Die Einstellung des Projekts bewahrte den US-Steuerzahler vor weiteren Ausgaben, aber sie löste nicht das Panzerproblem des amerikanischen Militärs, das langsam immer dringender wurde. Deshalb startete die Armee ein neues Projekt (mit der Bezeichnung MBT-75). Die Verantwortlichen trafen sich als Erstes mit den Panzerentwicklern, um mit ihnen die Umsetzbarkeit ihrer Forderungen zu diskutierten. Am Ende dieser Diskussion entstand ein Entwicklungskonzept ("Development Concept Paper"), das man - zusammen mit der Angabe zum Maximalpreis von 500 Tausend US-Dollar pro Fahrzeug - an das Verteidigungsministerium weiterleitete. Dieses Dokument wurde 1973 als die Basis des neuen Entwicklungsprogramms gebilligt. Im Gegensatz zum MBT-70 sollte der zukünftige Panzer nicht unbedingt das beste Kampffahrzeug auf der Welt sein; es sollte dabei ein vernünftiger, solider Kampfpanzer herauskommen, dessen Produktionskosten das geplante Budget nicht sprengten.

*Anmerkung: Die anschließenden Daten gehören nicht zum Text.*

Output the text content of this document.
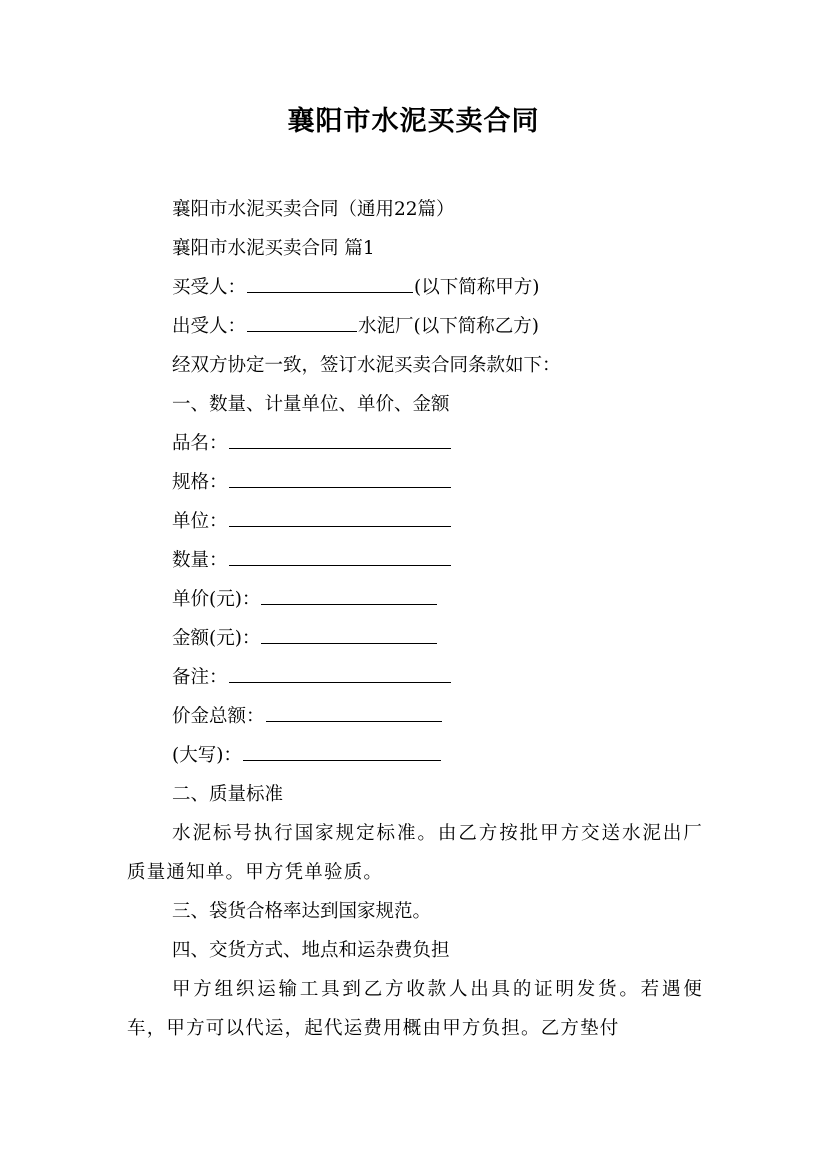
襄阳市水泥买卖合同
襄阳市水泥买卖合同（通用22篇）
襄阳市水泥买卖合同 篇1
买受人：	(以下简称甲方)
出受人：	水泥厂(以下简称乙方)
经双方协定一致，签订水泥买卖合同条款如下：
一、数量、计量单位、单价、金额
品名：
规格：
单位：
数量：
单价(元)：
金额(元)：
备注：
价金总额：
(大写)：
二、质量标准
水泥标号执行国家规定标准。由乙方按批甲方交送水泥出厂质量通知单。甲方凭单验质。
三、袋货合格率达到国家规范。
四、交货方式、地点和运杂费负担
甲方组织运输工具到乙方收款人出具的证明发货。若遇便车，甲方可以代运，起代运费用概由甲方负担。乙方垫付
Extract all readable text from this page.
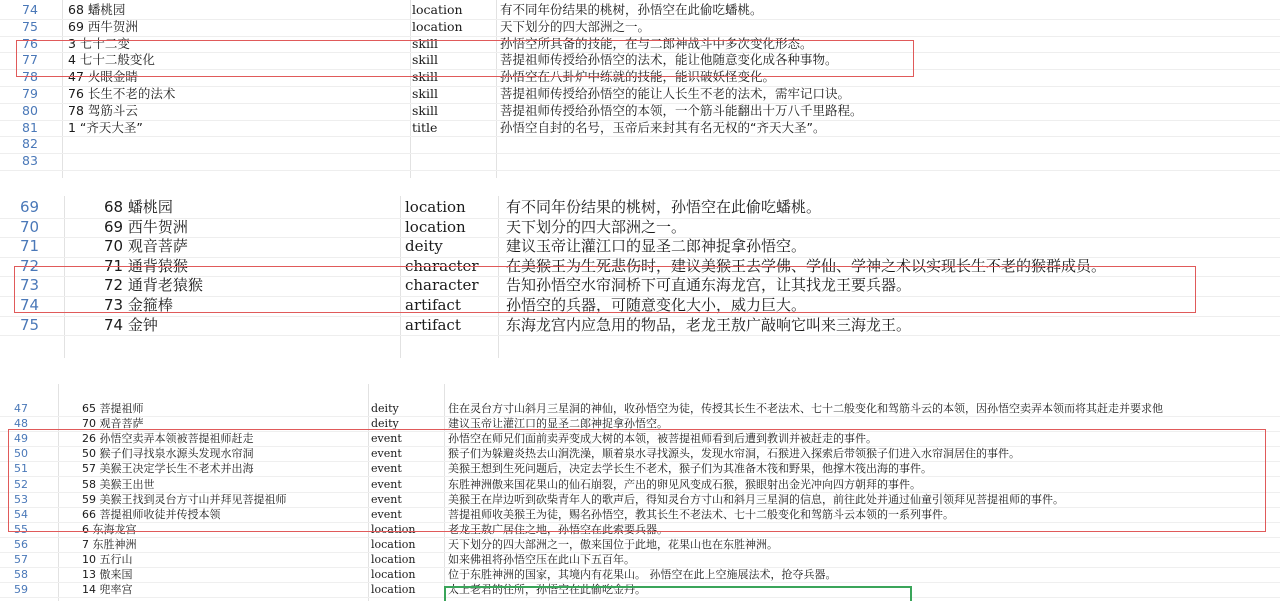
74	68 蟠桃园	location	有不同年份结果的桃树，孙悟空在此偷吃蟠桃。
75	69 西牛贺洲	location	天下划分的四大部洲之一。
76	3 七十二变	skill	孙悟空所具备的技能，在与二郎神战斗中多次变化形态。
77	4 七十二般变化	skill	菩提祖师传授给孙悟空的法术，能让他随意变化成各种事物。
78	47 火眼金睛	skill	孙悟空在八卦炉中练就的技能，能识破妖怪变化。
79	76 长生不老的法术	skill	菩提祖师传授给孙悟空的能让人长生不老的法术，需牢记口诀。
80	78 驾筋斗云	skill	菩提祖师传授给孙悟空的本领，一个筋斗能翻出十万八千里路程。
81	1 “齐天大圣”	title	孙悟空自封的名号，玉帝后来封其有名无权的“齐天大圣”。
82
83
69	68 蟠桃园	location	有不同年份结果的桃树，孙悟空在此偷吃蟠桃。
70	69 西牛贺洲	location	天下划分的四大部洲之一。
71	70 观音菩萨	deity	建议玉帝让灌江口的显圣二郎神捉拿孙悟空。
72	71 通背猿猴	character	在美猴王为生死悲伤时，建议美猴王去学佛、学仙、学神之术以实现长生不老的猴群成员。
73	72 通背老猿猴	character	告知孙悟空水帘洞桥下可直通东海龙宫，让其找龙王要兵器。
74	73 金箍棒	artifact	孙悟空的兵器，可随意变化大小，威力巨大。
75	74 金钟	artifact	东海龙宫内应急用的物品，老龙王敖广敲响它叫来三海龙王。
47	65 菩提祖师	deity	住在灵台方寸山斜月三星洞的神仙，收孙悟空为徒，传授其长生不老法术、七十二般变化和驾筋斗云的本领，因孙悟空卖弄本领而将其赶走并要求他
48	70 观音菩萨	deity	建议玉帝让灌江口的显圣二郎神捉拿孙悟空。
49	26 孙悟空卖弄本领被菩提祖师赶走	event	孙悟空在师兄们面前卖弄变成大树的本领，被菩提祖师看到后遭到教训并被赶走的事件。
50	50 猴子们寻找泉水源头发现水帘洞	event	猴子们为躲避炎热去山涧洗澡，顺着泉水寻找源头，发现水帘洞，石猴进入探索后带领猴子们进入水帘洞居住的事件。
51	57 美猴王决定学长生不老术并出海	event	美猴王想到生死问题后，决定去学长生不老术，猴子们为其准备木筏和野果，他撑木筏出海的事件。
52	58 美猴王出世	event	东胜神洲傲来国花果山的仙石崩裂，产出的卵见风变成石猴，猴眼射出金光冲向四方朝拜的事件。
53	59 美猴王找到灵台方寸山并拜见菩提祖师	event	美猴王在岸边听到砍柴青年人的歌声后，得知灵台方寸山和斜月三星洞的信息，前往此处并通过仙童引领拜见菩提祖师的事件。
54	66 菩提祖师收徒并传授本领	event	菩提祖师收美猴王为徒，赐名孙悟空，教其长生不老法术、七十二般变化和驾筋斗云本领的一系列事件。
55	6 东海龙宫	location	老龙王敖广居住之地，孙悟空在此索要兵器。
56	7 东胜神洲	location	天下划分的四大部洲之一，傲来国位于此地，花果山也在东胜神洲。
57	10 五行山	location	如来佛祖将孙悟空压在此山下五百年。
58	13 傲来国	location	位于东胜神洲的国家，其境内有花果山。 孙悟空在此上空施展法术，抢夺兵器。
59	14 兜率宫	location	太上老君的住所，孙悟空在此偷吃金丹。
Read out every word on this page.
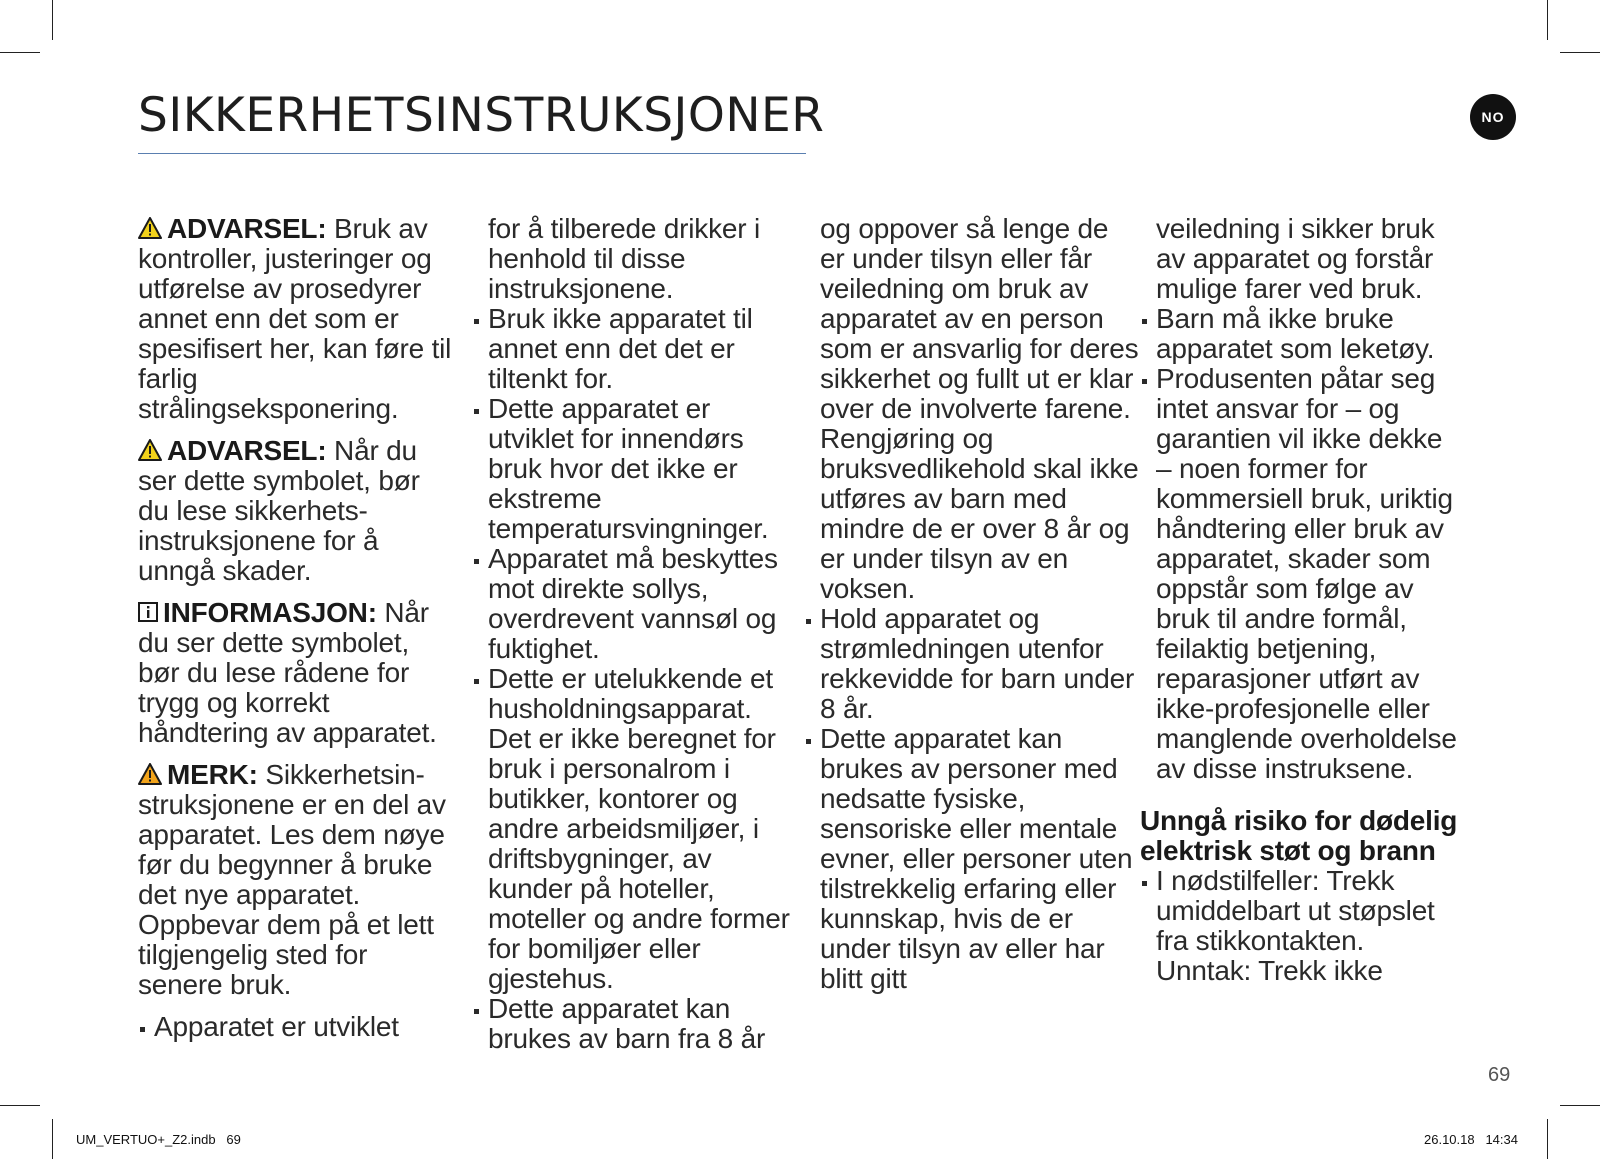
SIKKERHETSINSTRUKSJONER	NO

ADVARSEL: Bruk av kontroller, justeringer og utførelse av prosedyrer annet enn det som er spesifisert her, kan føre til farlig strålingseksponering.

ADVARSEL: Når du ser dette symbolet, bør du lese sikkerhets-instruksjonene for å unngå skader.

INFORMASJON: Når du ser dette symbolet, bør du lese rådene for trygg og korrekt håndtering av apparatet.

MERK: Sikkerhetsin-struksjonene er en del av apparatet. Les dem nøye før du begynner å bruke det nye apparatet. Oppbevar dem på et lett tilgjengelig sted for senere bruk.

Apparatet er utviklet
for å tilberede drikker i henhold til disse instruksjonene.
Bruk ikke apparatet til annet enn det det er tiltenkt for.
Dette apparatet er utviklet for innendørs bruk hvor det ikke er ekstreme temperatursvingninger.
Apparatet må beskyttes mot direkte sollys, overdrevent vannsøl og fuktighet.
Dette er utelukkende et husholdningsapparat. Det er ikke beregnet for bruk i personalrom i butikker, kontorer og andre arbeidsmiljøer, i driftsbygninger, av kunder på hoteller, moteller og andre former for bomiljøer eller gjestehus.
Dette apparatet kan brukes av barn fra 8 år
og oppover så lenge de er under tilsyn eller får veiledning om bruk av apparatet av en person som er ansvarlig for deres sikkerhet og fullt ut er klar over de involverte farene. Rengjøring og bruksvedlikehold skal ikke utføres av barn med mindre de er over 8 år og er under tilsyn av en voksen.
Hold apparatet og strømledningen utenfor rekkevidde for barn under 8 år.
Dette apparatet kan brukes av personer med nedsatte fysiske, sensoriske eller mentale evner, eller personer uten tilstrekkelig erfaring eller kunnskap, hvis de er under tilsyn av eller har blitt gitt
veiledning i sikker bruk av apparatet og forstår mulige farer ved bruk.
Barn må ikke bruke apparatet som leketøy.
Produsenten påtar seg intet ansvar for – og garantien vil ikke dekke – noen former for kommersiell bruk, uriktig håndtering eller bruk av apparatet, skader som oppstår som følge av bruk til andre formål, feilaktig betjening, reparasjoner utført av ikke-profesjonelle eller manglende overholdelse av disse instruksene.
Unngå risiko for dødelig elektrisk støt og brann
I nødstilfeller: Trekk umiddelbart ut støpslet fra stikkontakten. Unntak: Trekk ikke
69
UM_VERTUO+_Z2.indb   69	26.10.18   14:34
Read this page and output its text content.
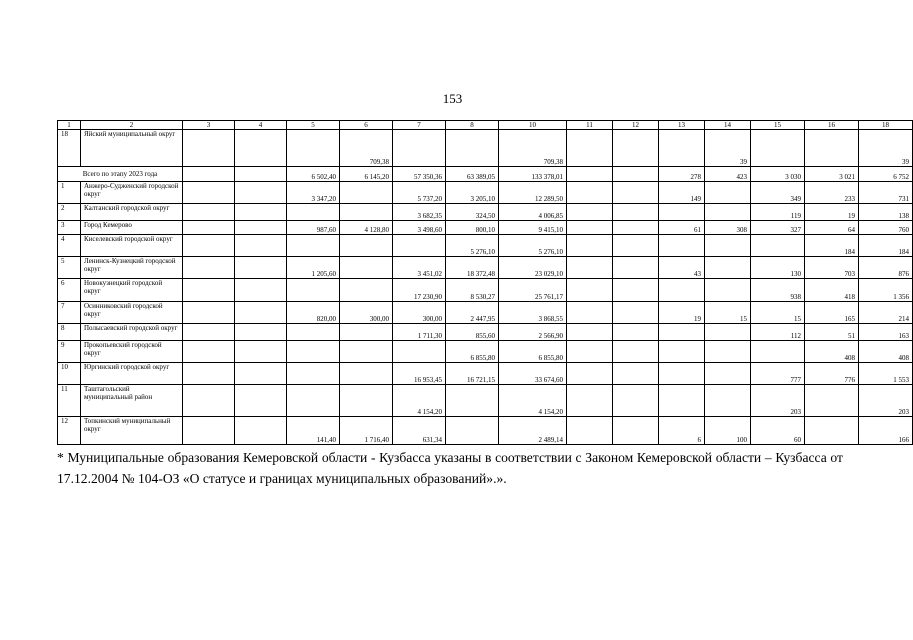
153
1	2	3	4	5	6	7	8	10	11	12	13	14	15	16	18
18	Яйский муниципальный округ				709,38			709,38				39			39
Всего по этапу 2023 года				6 502,40	6 145,20	57 350,36	63 389,05	133 378,01			278	423	3 030	3 021	6 752
1	Анжеро-Судженский городской округ			3 347,20		5 737,20	3 205,10	12 289,50			149		349	233	731
2	Калтанский городской округ					3 682,35	324,50	4 006,85					119	19	138
3	Город Кемерово			987,60	4 128,80	3 498,60	800,10	9 415,10			61	308	327	64	760
4	Киселевский городской округ						5 276,10	5 276,10						184	184
5	Ленинск-Кузнецкий городской округ			1 205,60		3 451,02	18 372,48	23 029,10			43		130	703	876
6	Новокузнецкий городской округ					17 230,90	8 530,27	25 761,17					938	418	1 356
7	Осинниковский городской округ			820,00	300,00	300,00	2 447,95	3 868,55			19	15	15	165	214
8	Полысаевский городской округ					1 711,30	855,60	2 566,90					112	51	163
9	Прокопьевский городской округ						6 855,80	6 855,80						408	408
10	Юргинский городской округ					16 953,45	16 721,15	33 674,60					777	776	1 553
11	Таштагольский муниципальный район					4 154,20		4 154,20					203		203
12	Топкинский муниципальный округ			141,40	1 716,40	631,34		2 489,14			6	100	60		166
* Муниципальные образования Кемеровской области - Кузбасса указаны в соответствии с Законом Кемеровской области – Кузбасса от 17.12.2004 № 104-ОЗ «О статусе и границах муниципальных образований».».
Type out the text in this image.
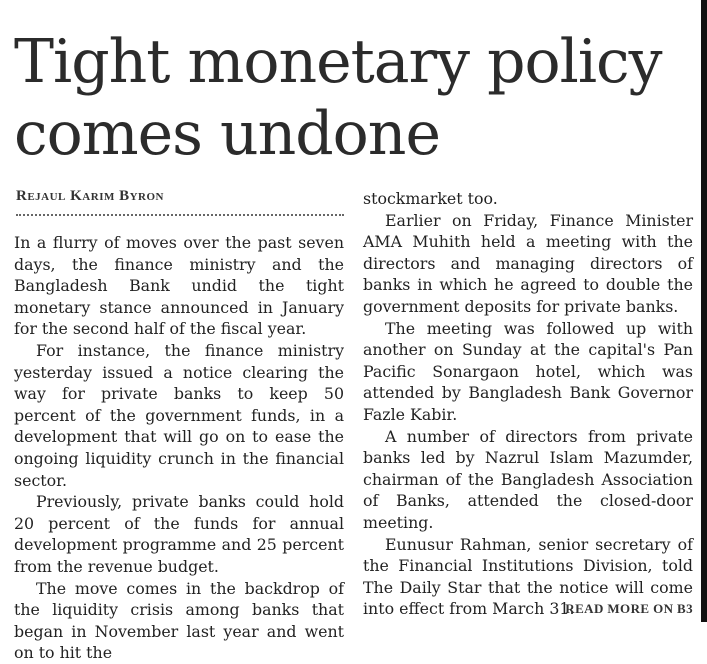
Tight monetary policy comes undone
Rejaul Karim Byron

In a flurry of moves over the past seven days, the finance ministry and the Bangladesh Bank undid the tight monetary stance announced in January for the second half of the fiscal year.

For instance, the finance ministry yesterday issued a notice clearing the way for private banks to keep 50 percent of the government funds, in a development that will go on to ease the ongoing liquidity crunch in the financial sector.

Previously, private banks could hold 20 percent of the funds for annual development programme and 25 percent from the revenue budget.

The move comes in the backdrop of the liquidity crisis among banks that began in November last year and went on to hit the

stockmarket too.

Earlier on Friday, Finance Minister AMA Muhith held a meeting with the directors and managing directors of banks in which he agreed to double the government deposits for private banks.

The meeting was followed up with another on Sunday at the capital's Pan Pacific Sonargaon hotel, which was attended by Bangladesh Bank Governor Fazle Kabir.

A number of directors from private banks led by Nazrul Islam Mazumder, chairman of the Bangladesh Association of Banks, attended the closed-door meeting.

Eunusur Rahman, senior secretary of the Financial Institutions Division, told The Daily Star that the notice will come into effect from March 31.

READ MORE ON B3
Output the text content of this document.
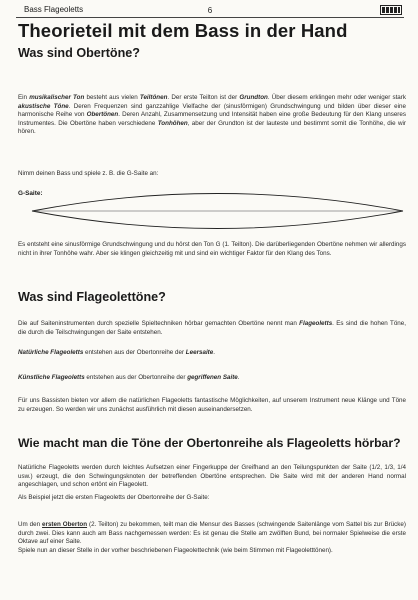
Bass Flageoletts	6
Theorieteil mit dem Bass in der Hand
Was sind Obertöne?
Ein musikalischer Ton besteht aus vielen Teiltönen. Der erste Teilton ist der Grundton. Über diesem erklingen mehr oder weniger stark akustische Töne. Deren Frequenzen sind ganzzahlige Vielfache der (sinusförmigen) Grundschwingung und bilden über dieser eine harmonische Reihe von Obertönen. Deren Anzahl, Zusammensetzung und Intensität haben eine große Bedeutung für den Klang unseres Instrumentes. Die Obertöne haben verschiedene Tonhöhen, aber der Grundton ist der lauteste und bestimmt somit die Tonhöhe, die wir hören.
Nimm deinen Bass und spiele z. B. die G-Saite an:
G-Saite:
Es entsteht eine sinusförmige Grundschwingung und du hörst den Ton G (1. Teilton). Die darüberliegenden Obertöne nehmen wir allerdings nicht in ihrer Tonhöhe wahr. Aber sie klingen gleichzeitig mit und sind ein wichtiger Faktor für den Klang des Tons.
Was sind Flageolettöne?
Die auf Saiteninstrumenten durch spezielle Spieltechniken hörbar gemachten Obertöne nennt man Flageoletts. Es sind die hohen Töne, die durch die Teilschwingungen der Saite entstehen.
Natürliche Flageoletts entstehen aus der Obertonreihe der Leersaite.
Künstliche Flageoletts entstehen aus der Obertonreihe der gegriffenen Saite.
Für uns Bassisten bieten vor allem die natürlichen Flageoletts fantastische Möglichkeiten, auf unserem Instrument neue Klänge und Töne zu erzeugen. So werden wir uns zunächst ausführlich mit diesen auseinandersetzen.
Wie macht man die Töne der Obertonreihe als Flageoletts hörbar?
Natürliche Flageoletts werden durch leichtes Aufsetzen einer Fingerkuppe der Greifhand an den Teilungspunkten der Saite (1/2, 1/3, 1/4 usw.) erzeugt, die den Schwingungsknoten der betreffenden Obertöne entsprechen. Die Saite wird mit der anderen Hand normal angeschlagen, und schon ertönt ein Flageolett.
Als Beispiel jetzt die ersten Flageoletts der Obertonreihe der G-Saite:
Um den ersten Oberton (2. Teilton) zu bekommen, teilt man die Mensur des Basses (schwingende Saitenlänge vom Sattel bis zur Brücke) durch zwei. Dies kann auch am Bass nachgemessen werden: Es ist genau die Stelle am zwölften Bund, bei normaler Spielweise die erste Oktave auf einer Saite.
Spiele nun an dieser Stelle in der vorher beschriebenen Flageolettechnik (wie beim Stimmen mit Flageoletttönen).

Das "Development Concept Paper" schlug einen Konstruktions-Wettbewerb zwischen zwei potenziellen Herstellern vor. Mit dieser Idee im Hinterkopf, beauftragte man die Unternehmen General Motors und Chrysler (die ihr Interesse an diesem Vertrag gezeigt hatten) im Juni 1973 mit der Produktion je eines Prototyps des neuen Kampfpanzers XM1 (die Nummer sollte den Neuanfang symbolisieren). Am Ende sahen die beiden Fahrzeuge ungefähr gleich aus: Jedes von ihnen hatte sieben Laufrollen und einen großen, schnittigen Geschützturm. Der eigentliche Unterschied war der Motor.

Der GM-Prototyp sollte von einem konventionellen Dieselmotor angetrieben werden, während der Chrysler XM1 mit dem Gasturbinenmotor Lycoming AGT-1500 lief, der erstaunliche 1500 PS leistete. Ein Vorteil des Turbinenmotors war neben seinem sehr hohen Verhältnis von Leistung zu Masse auch die Tatsache, dass er mehrere Treibstoffarten verwenden konnte. Der Treibstoffverbrauch war ziemlich hoch, aber angesichts der Tatsache, dass die Turbine kleiner als ein Dieselmotor mit der gleichen Leistung war, musste das Fahrzeug nicht vergrößert werden, um genug Platz für größere Treibstoffbehälter zu bieten - sie nahmen genau so viel Platz ein, wie sonst ein Dieselmotor zusätzlich beansprucht hätte.

xm1

Insgesamt waren die Prototypen nicht auf dem allerhöchsten technischen Stand, basierten dafür aber auf erprobten Technologien. Die neuen Konstruktionselemente der Prototypen basierten auf Erfahrungen aus Konflikten mit sowjetischen Fahrzeugen, unabhängig davon, woher sie kamen: Im Juli 1973 besuchte zum Beispiel eines der US-amerikanischen Entwicklungsteams die britische Entwicklungsanlage in Chobham, um die dort entwickelte Verbundpanzerung mit keramischen Bestandteilen zu erforschen (sie wurde später als die Chobham-Panzerung bekannt).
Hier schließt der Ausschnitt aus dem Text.